Friday was my big day. It was the day I would be getting my dentures! After years of suffering frequent infections, a year and a half fighting the system to get the best solution for me, and months of increased anxiety going out in public due to having no teeth, this was a huge event. It turned out to be a huge event in more ways than one.
After many trips to the dentist, I finally felt comfortable enough to walk up to the check-in window and handle that process myself, instead of having my DLS worker do it. Things were going well!
I had mentioned to the dentist on a previous visit, with the temporary wax impression, that one spot was quite painful when he inserted or removed the upper one. In that one spot I have a spur or bump in the jaw bone, very minimally covered by the gum. He assured me it would be better with the permanent denture so I dropped it.
This was the first day trying the finished product, and it hurt much worse going in! He made adjustments, but after inserting and removing them several times that spot was so sore and painful I couldn’t be sure whether it helped or not.
Then something happened that sent me into total crisis mode. He asked me to repeat certain phrases several times to gauge how much my speech was affected by the new dentures. What could I do? I didn’t know this was going to happen. I was totally overcome with anxiety and did not want to do this! I didn’t want to speak at all with several people listening, yet even explaining that I did not want to do this would have required speaking. What I really wanted to do, and almost did, was get up and just walk out. My every instinct said run! Instead I forced myself to stay and follow instructions, though every moment I knew I was getting deeper into trouble. Next he asked me to remove and re-insert them, again with several people watching. This was the same scenario, only different! Somehow I got through it but at the same time I knew I was going to suffer for it. Last but not least, I was instructed to wear the new dentures on the way home. I had important errands to do on the way home, but this completely eliminated any chance of me doing them. Less than an hour after getting my dentures, and with my speech barely intelligible, I could not possibly walk into any place of business and speak! Nor did I have the option of removing them, as there was no private place to do it and my anxiety would not allow me to do it with anyone able to see.
It is now Tuesday morning. I have probably walked 20 miles each of the last four days, just pacing the floors of my home. I have slept less than two hours a night and am exhausted almost to the point of collapse. I cannot remain focused on any task for more than a few moments at a time. I am struggling to write this post, as I constantly “find” myself pacing and wondering what I had been doing, if anything. I have not ventured out of the house and am now critically behind on errands. I am absolutely miserable and exhibiting symptoms of PTSD.
After having the dentures in for over an hour on the ride home, I got a mind numbing, breath arresting stab of intense pain in that problem spot when I removed the upper. I had been instructed to take them out when I got home, put them back in an hour later, etc. and keep alternating for a few days like that until I became more comfortable wearing them. I tried but could not tolerate the pain of re-inserting them.
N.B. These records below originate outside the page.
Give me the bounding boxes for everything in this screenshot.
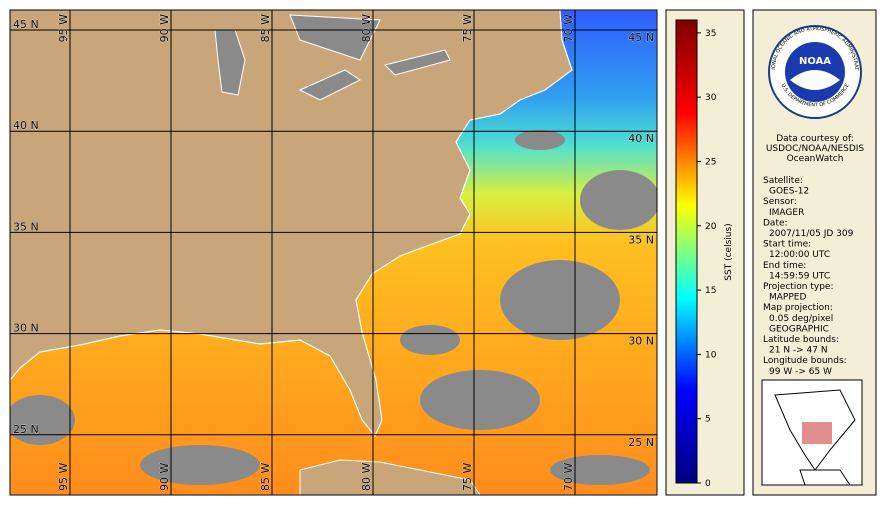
field-label: Date: [763,218,788,228]
colorbar-tick-label: 15 [705,286,716,296]
logo-bird [790,70,840,90]
field-value: MAPPED [769,293,806,303]
lat-label: 30 N [628,335,654,348]
lon-label: 75 W [461,463,474,491]
locator-box [802,422,832,444]
map-frame [9,9,658,496]
field-value: GEOGRAPHIC [769,324,829,334]
lon-label: 70 W [562,14,575,42]
colorbar [675,19,698,484]
field-value: 12:00:00 UTC [769,250,830,260]
great-lakes [214,14,451,101]
lat-label: 35 N [628,233,654,246]
lon-label: 75 W [461,14,474,42]
field-value: 99 W -> 65 W [769,367,832,377]
colorbar-label: SST (celsius) [724,223,734,280]
lon-label: 85 W [259,463,272,491]
field-label: Satellite: [763,176,803,186]
credit: OceanWatch [787,154,844,164]
field-label: Start time: [763,240,811,250]
colorbar-tick-label: 10 [705,350,717,360]
lat-label: 35 N [13,220,39,233]
lon-label: 95 W [57,14,70,42]
field-value: 2007/11/05 JD 309 [769,229,854,239]
lon-label: 90 W [158,463,171,491]
credit: USDOC/NOAA/NESDIS [766,144,865,154]
field-label: Projection type: [763,282,834,292]
lon-label: 70 W [562,463,575,491]
colorbar-tick-label: 0 [705,479,711,489]
lat-label: 45 N [628,31,654,44]
locator-land [799,469,851,486]
cuba [299,459,481,495]
field-label: Longitude bounds: [763,356,847,366]
field-value: 14:59:59 UTC [769,271,830,281]
colorbar-tick-label: 30 [705,93,717,103]
lon-label: 85 W [259,14,272,42]
field-value: IMAGER [769,208,804,218]
credit: Data courtesy of: [776,134,854,144]
colorbar-tick-label: 35 [705,29,716,39]
lat-label: 40 N [628,132,654,145]
lat-label: 25 N [628,436,654,449]
lon-label: 80 W [360,463,373,491]
info: Data courtesy of:USDOC/NOAA/NESDISOceanW… [763,134,864,377]
lon-label: 95 W [57,463,70,491]
logo-name: NOAA [799,56,831,67]
colorbar-tick-label: 5 [705,415,711,425]
field-label: Sensor: [763,197,797,207]
lat-label: 25 N [13,423,39,436]
field-value: 0.05 deg/pixel [769,314,833,324]
map [10,10,657,495]
colorbar-tick-label: 20 [705,222,717,232]
lat-label: 45 N [13,18,39,31]
lon-label: 90 W [158,14,171,42]
field-label: Map projection: [763,303,833,313]
lat-label: 40 N [13,119,39,132]
colorbar-tick-label: 25 [705,157,716,167]
field-label: End time: [763,261,806,271]
field-value: GOES-12 [769,187,809,197]
field-value: 21 N -> 47 N [769,346,828,356]
lon-label: 80 W [360,14,373,42]
lat-label: 30 N [13,322,39,335]
field-label: Latitude bounds: [763,335,839,345]
graticule: 45 N 45 N 40 N 40 N 35 N 35 N 30 N 30 N 25 N 25 N… [10,10,657,495]
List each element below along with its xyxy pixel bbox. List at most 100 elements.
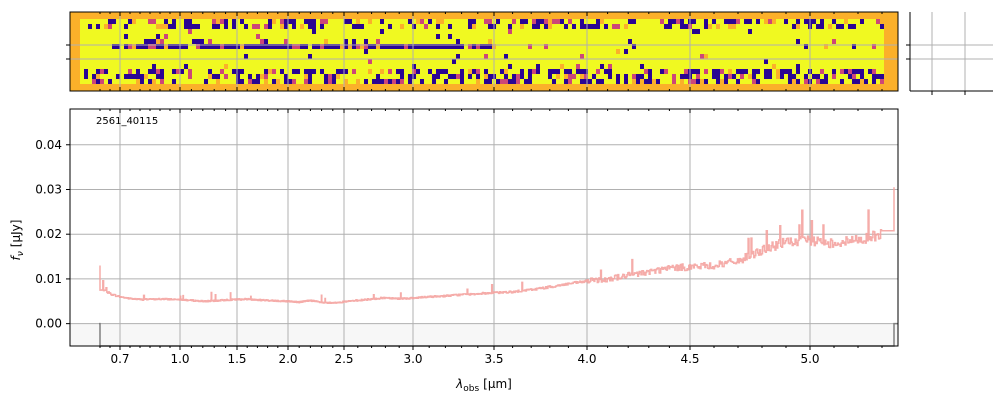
- heatmap-cell: [436, 24, 440, 29]
- heatmap-cell: [740, 74, 744, 79]
- heatmap-cell: [532, 69, 536, 74]
- heatmap-cell: [696, 29, 700, 34]
- heatmap-cell: [268, 69, 272, 74]
- heatmap-cell: [228, 44, 232, 49]
- heatmap-cell: [156, 34, 160, 39]
- heatmap-cell: [768, 19, 772, 24]
- x-tick-label: 4.5: [680, 352, 699, 366]
- heatmap-cell: [532, 19, 536, 24]
- heatmap-cell: [232, 19, 236, 24]
- heatmap-cell: [508, 29, 512, 34]
- heatmap-cell: [288, 44, 292, 49]
- heatmap-cell: [252, 79, 256, 84]
- heatmap-cell: [500, 69, 504, 74]
- x-tick-label: 3.0: [403, 352, 422, 366]
- heatmap-cell: [536, 64, 540, 69]
- heatmap-cell: [280, 19, 284, 24]
- heatmap-cell: [364, 44, 368, 49]
- heatmap-cell: [752, 74, 756, 79]
- heatmap-cell: [368, 44, 372, 49]
- heatmap-cell: [520, 24, 524, 29]
- heatmap-cell: [584, 79, 588, 84]
- heatmap-cell: [824, 79, 828, 84]
- heatmap-cell: [704, 79, 708, 84]
- heatmap-cell: [288, 19, 292, 24]
- heatmap-cell: [128, 74, 132, 79]
- heatmap-cell: [472, 24, 476, 29]
- heatmap-cell: [220, 69, 224, 74]
- heatmap-cell: [324, 79, 328, 84]
- heatmap-cell: [172, 79, 176, 84]
- heatmap-cell: [412, 44, 416, 49]
- heatmap-cell: [704, 69, 708, 74]
- 1d-spectrum-frame: [69, 108, 899, 347]
- heatmap-cell: [840, 69, 844, 74]
- heatmap-cell: [460, 79, 464, 84]
- 2d-spectrum-panel: [66, 11, 899, 92]
- heatmap-cell: [528, 44, 532, 49]
- heatmap-cell: [152, 79, 156, 84]
- heatmap-cell: [156, 39, 160, 44]
- heatmap-cell: [420, 19, 424, 24]
- heatmap-cell: [272, 19, 276, 24]
- heatmap-cell: [244, 54, 248, 59]
- heatmap-cell: [224, 64, 228, 69]
- heatmap-cell: [308, 69, 312, 74]
- heatmap-cell: [268, 19, 272, 24]
- heatmap-cell: [148, 44, 152, 49]
- x-tick-label: 0.7: [110, 352, 129, 366]
- heatmap-cell: [836, 24, 840, 29]
- heatmap-cell: [136, 79, 140, 84]
- heatmap-cell: [764, 19, 768, 24]
- heatmap-cell: [312, 24, 316, 29]
- heatmap-cell: [304, 79, 308, 84]
- heatmap-cell: [600, 79, 604, 84]
- heatmap-cell: [388, 69, 392, 74]
- heatmap-cell: [716, 74, 720, 79]
- heatmap-cell: [152, 44, 156, 49]
- heatmap-cell: [304, 74, 308, 79]
- y-tick-label: 0.03: [35, 182, 62, 196]
- heatmap-cell: [856, 69, 860, 74]
- heatmap-cell: [508, 79, 512, 84]
- heatmap-cell: [324, 19, 328, 24]
- heatmap-cell: [488, 74, 492, 79]
- heatmap-cell: [208, 44, 212, 49]
- heatmap-cell: [440, 19, 444, 24]
- heatmap-cell: [332, 79, 336, 84]
- heatmap-cell: [568, 69, 572, 74]
- heatmap-cell: [732, 74, 736, 79]
- heatmap-cell: [796, 79, 800, 84]
- heatmap-cell: [724, 19, 728, 24]
- heatmap-cell: [728, 24, 732, 29]
- heatmap-cell: [444, 69, 448, 74]
- heatmap-cell: [804, 19, 808, 24]
- heatmap-cell: [504, 79, 508, 84]
- heatmap-cell: [712, 19, 716, 24]
- heatmap-cell: [480, 44, 484, 49]
- heatmap-cell: [356, 44, 360, 49]
- heatmap-cell: [436, 44, 440, 49]
- 2d-spectrum-ticks: [66, 12, 883, 91]
- heatmap-cell: [460, 44, 464, 49]
- y-tick-label: 0.00: [35, 317, 62, 331]
- heatmap-cell: [780, 69, 784, 74]
- heatmap-cell: [560, 19, 564, 24]
- heatmap-cell: [136, 69, 140, 74]
- heatmap-cell: [212, 74, 216, 79]
- heatmap-cell: [856, 79, 860, 84]
- heatmap-cell: [224, 74, 228, 79]
- heatmap-cell: [516, 79, 520, 84]
- heatmap-cell: [664, 69, 668, 74]
- heatmap-cell: [864, 79, 868, 84]
- heatmap-cell: [624, 49, 628, 54]
- heatmap-cell: [276, 44, 280, 49]
- heatmap-cell: [92, 79, 96, 84]
- heatmap-cell: [824, 44, 828, 49]
- heatmap-cell: [408, 79, 412, 84]
- heatmap-cell: [796, 64, 800, 69]
- heatmap-cell: [172, 44, 176, 49]
- heatmap-cell: [728, 74, 732, 79]
- heatmap-cell: [748, 19, 752, 24]
- heatmap-cell: [188, 74, 192, 79]
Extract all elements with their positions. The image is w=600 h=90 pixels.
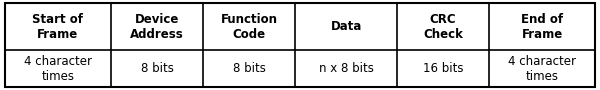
Text: Data: Data bbox=[331, 20, 362, 33]
Text: 16 bits: 16 bits bbox=[423, 62, 463, 75]
Text: 4 character
times: 4 character times bbox=[24, 55, 92, 83]
Text: Start of
Frame: Start of Frame bbox=[32, 13, 83, 41]
Text: n x 8 bits: n x 8 bits bbox=[319, 62, 374, 75]
Text: End of
Frame: End of Frame bbox=[521, 13, 563, 41]
Text: Device
Address: Device Address bbox=[130, 13, 184, 41]
Text: Function
Code: Function Code bbox=[221, 13, 278, 41]
Text: CRC
Check: CRC Check bbox=[423, 13, 463, 41]
Text: 8 bits: 8 bits bbox=[233, 62, 266, 75]
Text: 8 bits: 8 bits bbox=[140, 62, 173, 75]
Text: 4 character
times: 4 character times bbox=[508, 55, 576, 83]
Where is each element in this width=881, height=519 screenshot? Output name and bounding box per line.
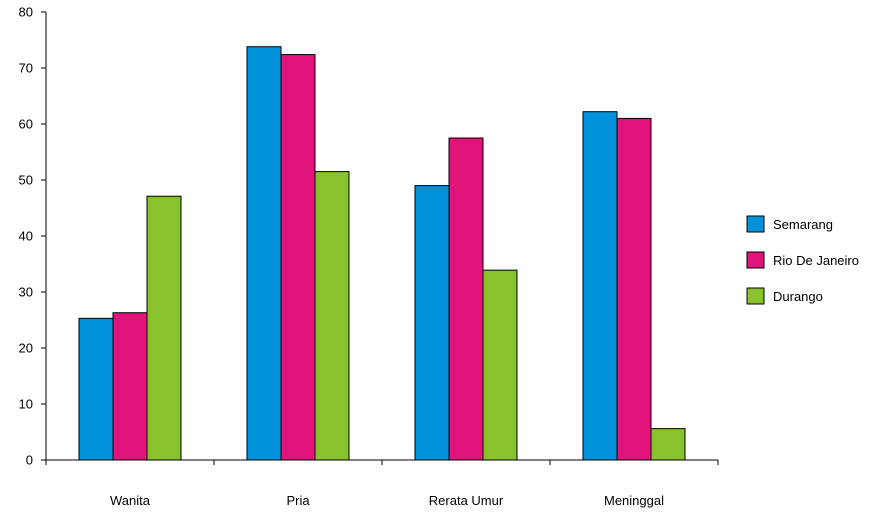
bar-semarang-wanita: [78, 317, 114, 461]
bar-durango-rerata-umur: [482, 269, 518, 461]
x-tick-label: Pria: [286, 493, 310, 508]
legend: Semarang Rio De Janeiro Durango: [746, 215, 859, 305]
bar-rio-de-janeiro-wanita: [112, 312, 148, 461]
legend-label: Durango: [773, 289, 823, 304]
bar-durango-meninggal: [650, 428, 686, 461]
y-tick-label: 60: [19, 117, 33, 132]
y-tick-label: 50: [19, 173, 33, 188]
y-tick-label: 40: [19, 229, 33, 244]
bar-durango-pria: [314, 171, 350, 461]
y-tick-label: 10: [19, 397, 33, 412]
legend-label: Rio De Janeiro: [773, 253, 859, 268]
bars: [78, 46, 686, 461]
x-tick-label: Rerata Umur: [429, 493, 504, 508]
bar-rio-de-janeiro-pria: [280, 54, 316, 461]
y-tick-label: 30: [19, 285, 33, 300]
y-tick-label: 70: [19, 61, 33, 76]
legend-label: Semarang: [773, 217, 833, 232]
legend-swatch: [746, 287, 765, 305]
x-axis: Wanita Pria Rerata Umur Meninggal: [45, 459, 719, 508]
legend-swatch: [746, 215, 765, 233]
legend-swatch: [746, 251, 765, 269]
bar-semarang-pria: [246, 46, 282, 461]
bar-semarang-meninggal: [582, 111, 618, 461]
y-tick-label: 0: [26, 453, 33, 468]
y-tick-label: 20: [19, 341, 33, 356]
bar-semarang-rerata-umur: [414, 185, 450, 461]
y-tick-label: 80: [19, 5, 33, 20]
bar-rio-de-janeiro-meninggal: [616, 117, 652, 461]
x-tick-label: Meninggal: [604, 493, 664, 508]
x-tick-label: Wanita: [110, 493, 151, 508]
bar-rio-de-janeiro-rerata-umur: [448, 137, 484, 461]
y-axis: 0 10 20 30 40 50 60 70 80: [19, 5, 47, 468]
bar-durango-wanita: [146, 195, 182, 461]
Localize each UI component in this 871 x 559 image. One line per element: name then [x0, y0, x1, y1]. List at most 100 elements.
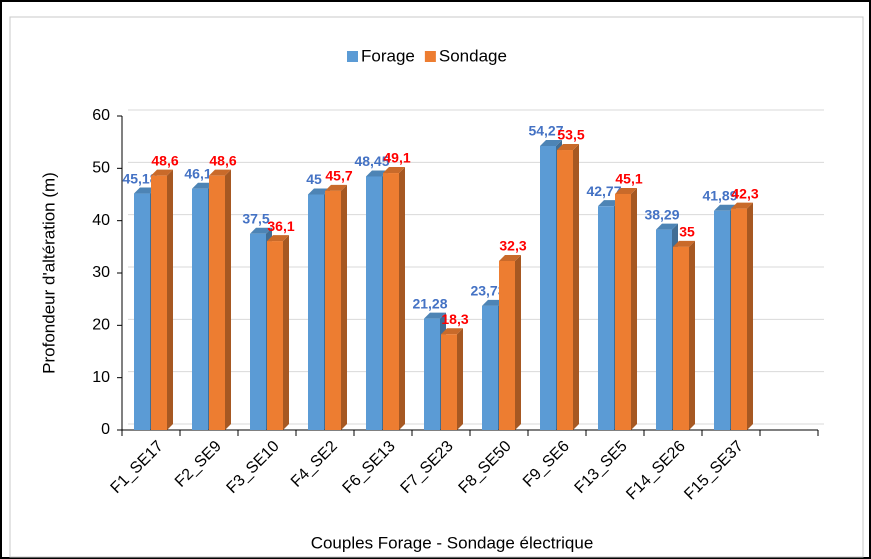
value-label: 53,5 — [557, 127, 584, 143]
legend-label: Forage — [361, 46, 415, 65]
value-label: 45,1 — [615, 171, 642, 187]
bar-front — [325, 190, 341, 430]
bar — [151, 169, 173, 430]
bar-front — [540, 145, 556, 430]
bar-side — [747, 202, 753, 430]
bar-top — [192, 182, 214, 189]
bar-top — [482, 299, 504, 306]
bar-side — [399, 167, 405, 430]
value-label: 36,1 — [267, 218, 294, 234]
bar-side — [573, 144, 579, 430]
bar-front — [499, 260, 515, 430]
bar-front — [308, 194, 324, 430]
bar — [731, 202, 753, 430]
y-tick-label: 30 — [92, 264, 110, 281]
bar — [441, 328, 463, 430]
value-label: 49,1 — [383, 150, 410, 166]
y-tick-label: 0 — [101, 421, 110, 438]
bar-top — [134, 187, 156, 194]
bar-front — [731, 208, 747, 430]
y-axis-title: Profondeur d'altération (m) — [39, 172, 58, 374]
legend-swatch — [347, 51, 358, 62]
value-label: 45,7 — [325, 168, 352, 184]
bar — [499, 254, 521, 430]
bar-front — [209, 175, 225, 430]
bar-top — [598, 200, 620, 207]
bar-top — [366, 170, 388, 177]
value-label: 46,1 — [184, 165, 211, 181]
bar-front — [134, 193, 150, 430]
bar-top — [673, 240, 695, 247]
legend-label: Sondage — [439, 46, 507, 65]
bar-top — [209, 169, 231, 176]
bar-front — [714, 210, 730, 430]
value-label: 23,73 — [470, 283, 505, 299]
bar-top — [325, 184, 347, 191]
bar-top — [731, 202, 753, 209]
bar-front — [151, 175, 167, 430]
value-label: 21,28 — [412, 295, 447, 311]
bar-front — [598, 206, 614, 430]
bar-top — [656, 223, 678, 230]
legend-swatch — [424, 51, 436, 62]
y-tick-label: 60 — [92, 107, 110, 124]
bar-side — [689, 240, 695, 430]
bar-top — [557, 144, 579, 151]
x-axis-title: Couples Forage - Sondage électrique — [311, 533, 594, 552]
value-label: 54,27 — [528, 123, 563, 139]
bar-top — [615, 187, 637, 194]
value-label: 18,3 — [441, 311, 468, 327]
bar — [325, 184, 347, 430]
bar-front — [441, 334, 457, 430]
value-label: 38,29 — [644, 206, 679, 222]
value-label: 45 — [306, 171, 322, 187]
chart-area — [9, 16, 864, 558]
bar — [209, 169, 231, 430]
value-label: 37,5 — [242, 210, 269, 226]
bar-top — [499, 254, 521, 261]
bar-top — [308, 188, 330, 195]
value-label: 35 — [679, 224, 695, 240]
bar-side — [631, 187, 637, 430]
bar — [383, 167, 405, 430]
value-label: 45,18 — [122, 170, 157, 186]
value-label: 48,45 — [354, 153, 389, 169]
value-label: 48,6 — [151, 152, 178, 168]
bar — [267, 235, 289, 430]
bar — [615, 187, 637, 430]
value-label: 48,6 — [209, 152, 236, 168]
y-tick-label: 10 — [92, 369, 110, 386]
value-label: 41,89 — [702, 187, 737, 203]
bar-top — [441, 328, 463, 335]
bar-top — [424, 312, 446, 319]
bar-top — [267, 235, 289, 242]
bar-top — [540, 139, 562, 146]
bar-front — [383, 173, 399, 430]
y-tick-label: 50 — [92, 160, 110, 177]
bar-side — [225, 169, 231, 430]
bar-top — [714, 204, 736, 211]
bar-front — [192, 188, 208, 430]
bar-top — [250, 227, 272, 234]
bar-side — [167, 169, 173, 430]
y-tick-label: 40 — [92, 212, 110, 229]
bar-front — [656, 229, 672, 430]
value-label: 32,3 — [499, 238, 526, 254]
bar-front — [267, 241, 283, 430]
bar-front — [250, 233, 266, 430]
bar-front — [366, 176, 382, 430]
bar-side — [283, 235, 289, 430]
bar-front — [615, 193, 631, 430]
y-tick-label: 20 — [92, 317, 110, 334]
value-label: 42,77 — [586, 183, 621, 199]
bar-front — [557, 150, 573, 430]
bar-front — [673, 246, 689, 430]
bar-side — [457, 328, 463, 430]
bar — [673, 240, 695, 430]
bar-top — [383, 167, 405, 174]
bar-side — [341, 184, 347, 430]
value-label: 42,3 — [731, 185, 758, 201]
bar-front — [424, 318, 440, 430]
bar-side — [515, 254, 521, 430]
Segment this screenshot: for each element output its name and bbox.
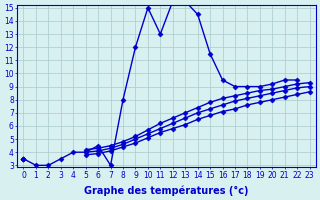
X-axis label: Graphe des températures (°c): Graphe des températures (°c) [84,185,249,196]
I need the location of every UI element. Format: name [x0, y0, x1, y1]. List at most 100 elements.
Friday, Saturday, and Sunday I was having some pain all the time, and did not try to insert the dentures at all. Monday morning I attempted to re-insert them for the ride to the follow-up appointment as instructed. I again got a mind numbing, breath stopping stab of pain. I dropped the denture as the pain literally brought me to my knees and tears came to my eyes. I could not do this.
When my DLS worker arrived to take me to the appointment, I was in total panic mode. I barely manged to utter a few broken words and phrases about my situation with PTSD symptoms from Friday’s disaster, and the pain. She correctly sized up the situation in deciding I could not keep this appointment.
The appointment has been re-scheduled for May 7. Although I did not speak to him myself, the word I got was that the dentist said “we will see what, if anything, can be done”. I’m hopeful some adjustment can be made which will alleviate the pain issue, but I’m honestly not sure. He already thinned the denture material greatly in that spot. Perhaps there are other things that can be done. I’m not sure. Just in case, I am mentally trying to prepare for the possibility I may not be able to wear dentures.
The sun has come out after two days of heavy rain. I really should be out walking, or better yet doing errands, but I doubt I can force myself out of the house.
Hi Paul,
I have been sick and unable to do much but now I’m better and finally had some time to come here to check your blog. It’s nice to see so many new entries!:) And thanks for your response to my last comment too (to you AND Boo!).
I’m sorry you’ve been through this difficult experience at the dentist and that the dentures were so bothersome at that sore spot. As I read the other entries I imagine I’ll find out how things developed from there so I’ll wait to comment more later.
Best wishes,
Nadia
Hi Nadia,
I’m sorry you’ve been sick and (referring to a later comment) that your husband is sick now. I’m glad you are better and hope he will be very soon too.